Not merely Gandhi, the Congress has used its bench strength to intervene in different matters rather smartly. Rahul Gandhi has emerged as a poster boy critic of the Adani group’s alleged financial fraud to highlight the apparent cronyism in Modi’s regime.
Kharge has consistently spoken about the issues of the marginalised caste groups and the poor as the party president, even while he has recalled the achievements of the Nehruvian model of development.
At the same time, the party has also empowered its regional leaders – both established and prospective ones. Gaurav Gogoi was placed to attack Assam’s BJP chief minister Himanta Biswa Sarma when allegations of corruption surfaced against him recently.
Chhattisgarh chief minister Bhupesh Baghel, who has been at the receiving end of raids by the Enforcement Directorate, was fielded to launch a larger campaign against the Union government’s misuse of investigation agencies against the opposition leaders.

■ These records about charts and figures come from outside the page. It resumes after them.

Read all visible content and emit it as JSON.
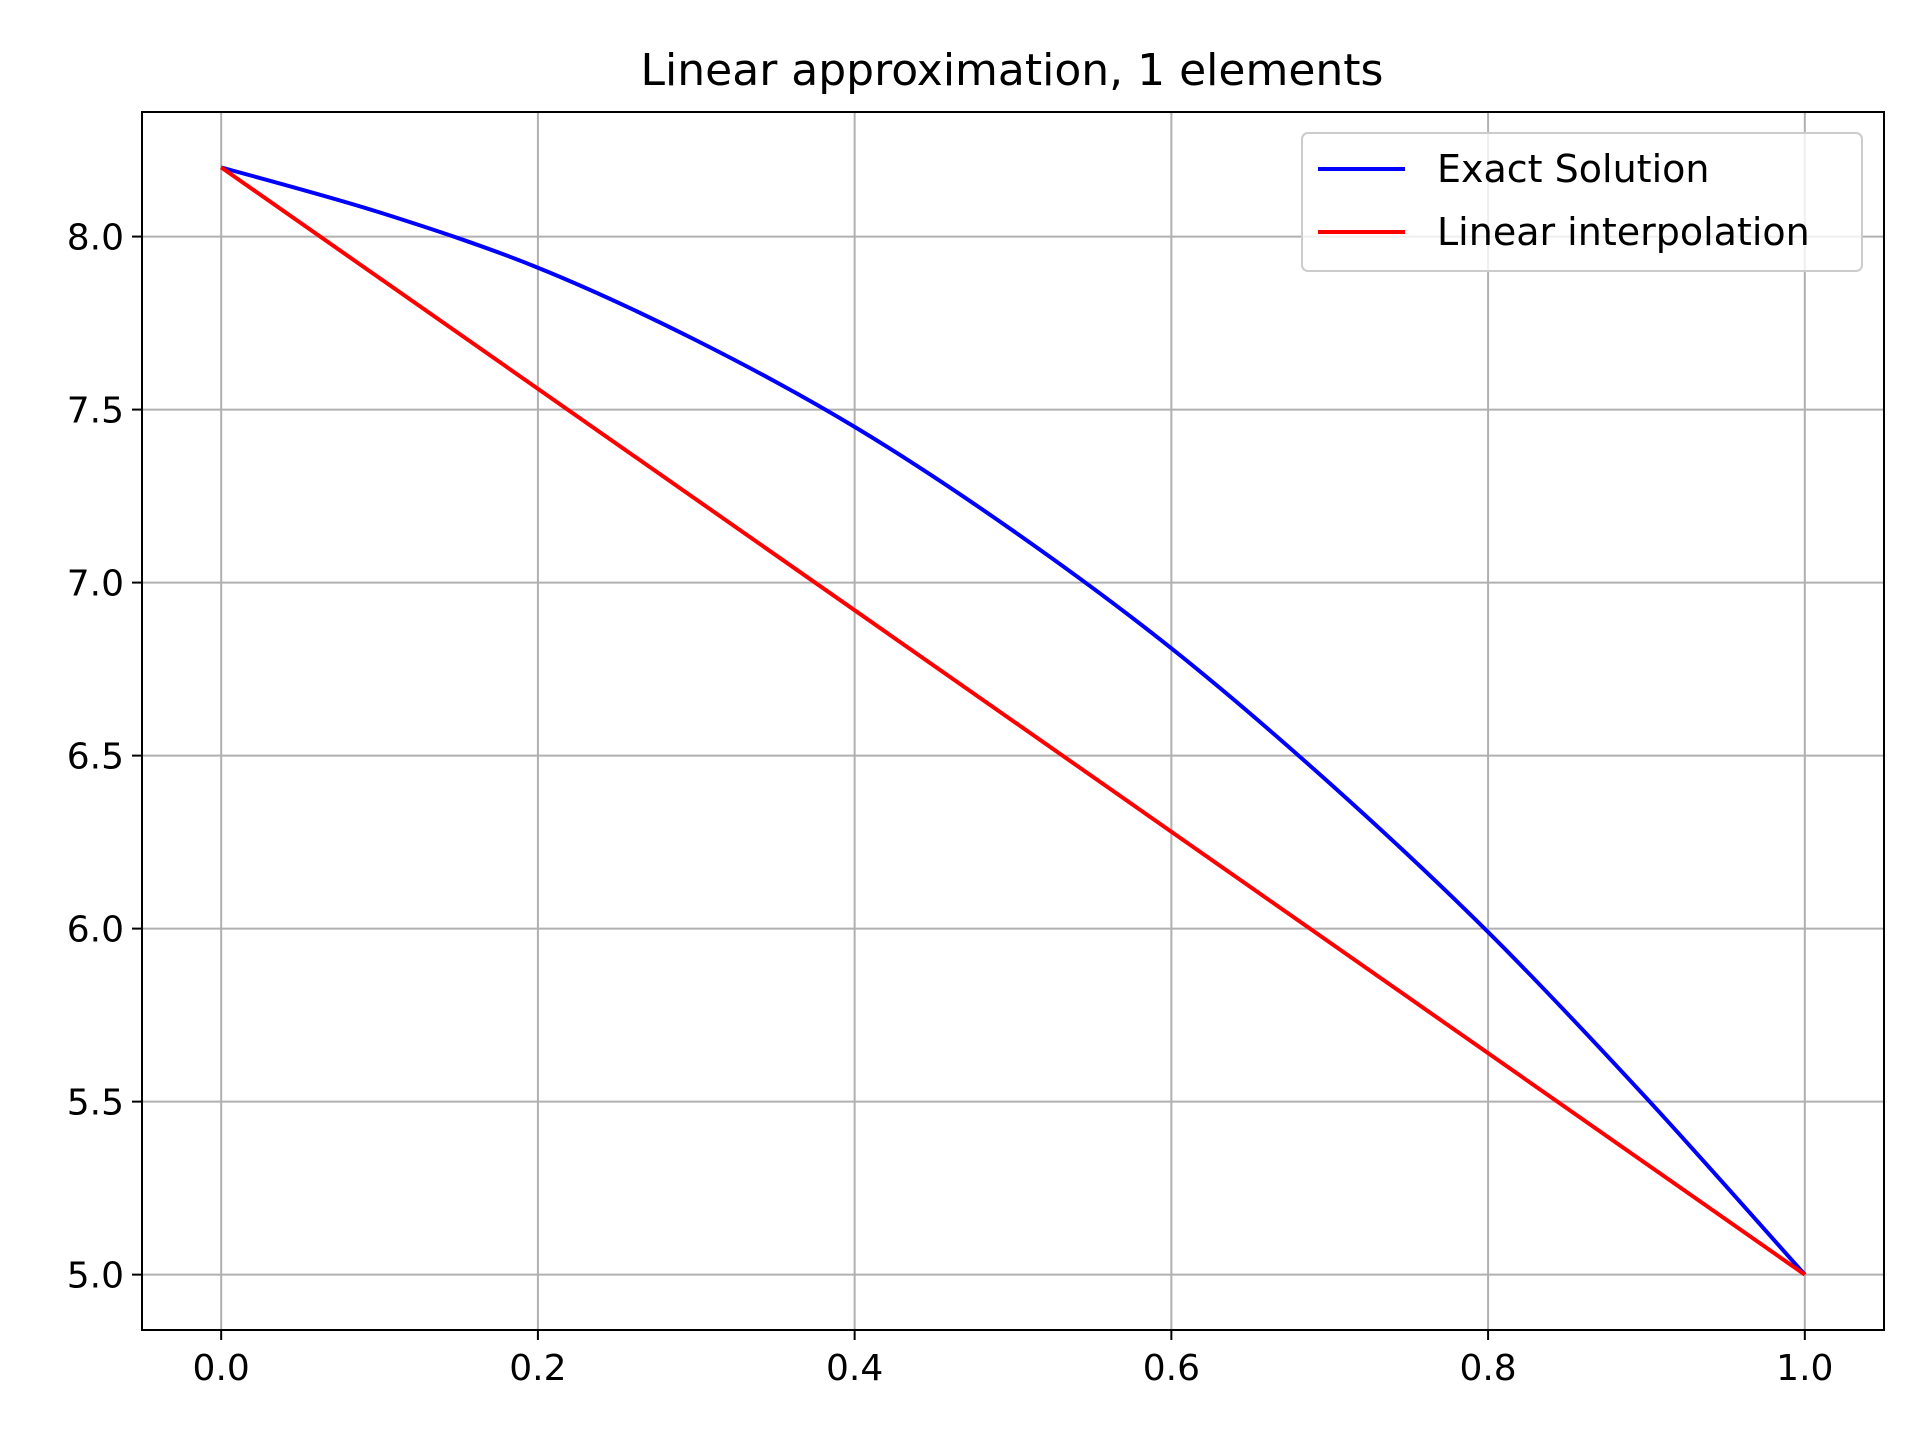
{
  "chart_data": {
    "type": "line",
    "title": "Linear approximation, 1 elements",
    "xlabel": "",
    "ylabel": "",
    "xlim": [
      -0.05,
      1.05
    ],
    "ylim": [
      4.84,
      8.36
    ],
    "xticks": [
      0.0,
      0.2,
      0.4,
      0.6,
      0.8,
      1.0
    ],
    "xtick_labels": [
      "0.0",
      "0.2",
      "0.4",
      "0.6",
      "0.8",
      "1.0"
    ],
    "yticks": [
      5.0,
      5.5,
      6.0,
      6.5,
      7.0,
      7.5,
      8.0
    ],
    "ytick_labels": [
      "5.0",
      "5.5",
      "6.0",
      "6.5",
      "7.0",
      "7.5",
      "8.0"
    ],
    "grid": true,
    "legend_position": "top-right",
    "series": [
      {
        "name": "Exact Solution",
        "color": "#0000ff",
        "x": [
          0.0,
          0.1,
          0.2,
          0.3,
          0.4,
          0.5,
          0.6,
          0.7,
          0.8,
          0.9,
          1.0
        ],
        "y": [
          8.2,
          8.07,
          7.91,
          7.7,
          7.45,
          7.15,
          6.81,
          6.42,
          5.99,
          5.51,
          5.0
        ]
      },
      {
        "name": "Linear interpolation",
        "color": "#ff0000",
        "x": [
          0.0,
          1.0
        ],
        "y": [
          8.2,
          5.0
        ]
      }
    ]
  }
}
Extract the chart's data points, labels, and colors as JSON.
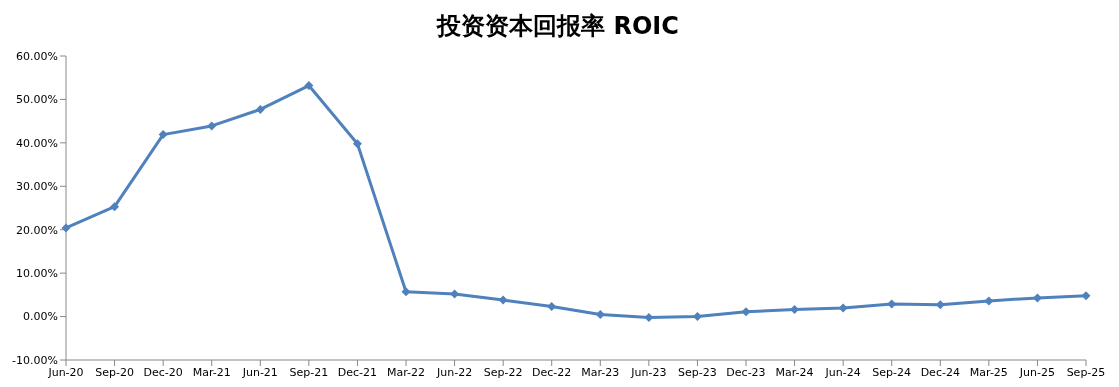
{
  "chart_data": {
    "type": "line",
    "title": "投资资本回报率 ROIC",
    "categories": [
      "Jun-20",
      "Sep-20",
      "Dec-20",
      "Mar-21",
      "Jun-21",
      "Sep-21",
      "Dec-21",
      "Mar-22",
      "Jun-22",
      "Sep-22",
      "Dec-22",
      "Mar-23",
      "Jun-23",
      "Sep-23",
      "Dec-23",
      "Mar-24",
      "Jun-24",
      "Sep-24",
      "Dec-24",
      "Mar-25",
      "Jun-25",
      "Sep-25"
    ],
    "series": [
      {
        "color": "#4f81bd",
        "values": [
          20.4,
          25.3,
          41.9,
          43.9,
          47.7,
          53.2,
          39.8,
          5.7,
          5.2,
          3.8,
          2.3,
          0.5,
          -0.2,
          0,
          1.1,
          1.6,
          2.0,
          2.9,
          2.7,
          3.6,
          4.3,
          4.8
        ]
      }
    ],
    "ylim": [
      -10,
      60
    ],
    "yticks": [
      {
        "value": -10,
        "label": "-10.00%"
      },
      {
        "value": 0,
        "label": "0.00%"
      },
      {
        "value": 10,
        "label": "10.00%"
      },
      {
        "value": 20,
        "label": "20.00%"
      },
      {
        "value": 30,
        "label": "30.00%"
      },
      {
        "value": 40,
        "label": "40.00%"
      },
      {
        "value": 50,
        "label": "50.00%"
      },
      {
        "value": 60,
        "label": "60.00%"
      }
    ],
    "grid": false,
    "legend": false,
    "marker": "diamond",
    "line_style": "solid"
  }
}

Similarly, Ashok Gehlot and Siddaramaiah, chief ministers of Rajasthan and Karnataka, respectively, have been projected to propel the party’s social welfare vision.
The Congress made no bones about the fact that Hyderabad was chosen as an off-site destination for the Congress Working Committee (CWC) meeting to send a message to the electorate of the poll-bound Telangana, where the party is eyeing a shot at power. The spokespersons also said that the CWC will actively engage with issues concerning the state units of poll-bound states, while its senior leaders spoke about the need for rival leaders within the party to stop speaking against each other in front of the media.
The leaders also highlighted that the election of the party president in the Congress is unique and reflects the party’s democratic functioning, contrasting it with the BJP’s one-way high command. All of this comes along with a continuing organisational overhaul of the guidelines decided during the Chintan Shivir last year.
One of the party spokespersons, Pawan Khera, on the eve of the CWC meeting, said, “For the last year, you have seen that the Congress party has been literally on the roads of this country, picking up issues of the people, addressing the issues of the people, talking about issues, which unfortunately do not find to be in the mainstream of our narrative anymore for the last nine years…A lot of you had a complaint with the Congress party that we are not there on the streets of this country. I hope that complaint is over now. Shri Rahul Gandhi undertook the hardest 4,000-kilometre ‘Bharat Jodo Yatra’, which continues even now, as we speak, because ‘Bharat Jodo Yatra’ was a turning point in the way we do our politics.”
The Congress’s political and organisational messaging has been direct and to the point, which is quite unusual in the grand old party. The party appears alive and kicking, and seems to have left behind its laggard workings after 2014. How much this newfound energy will help the Congress to take on the BJP remains to be seen but the Bharat Jodo Yatra has truly proven to be, as Khera said, a turning point.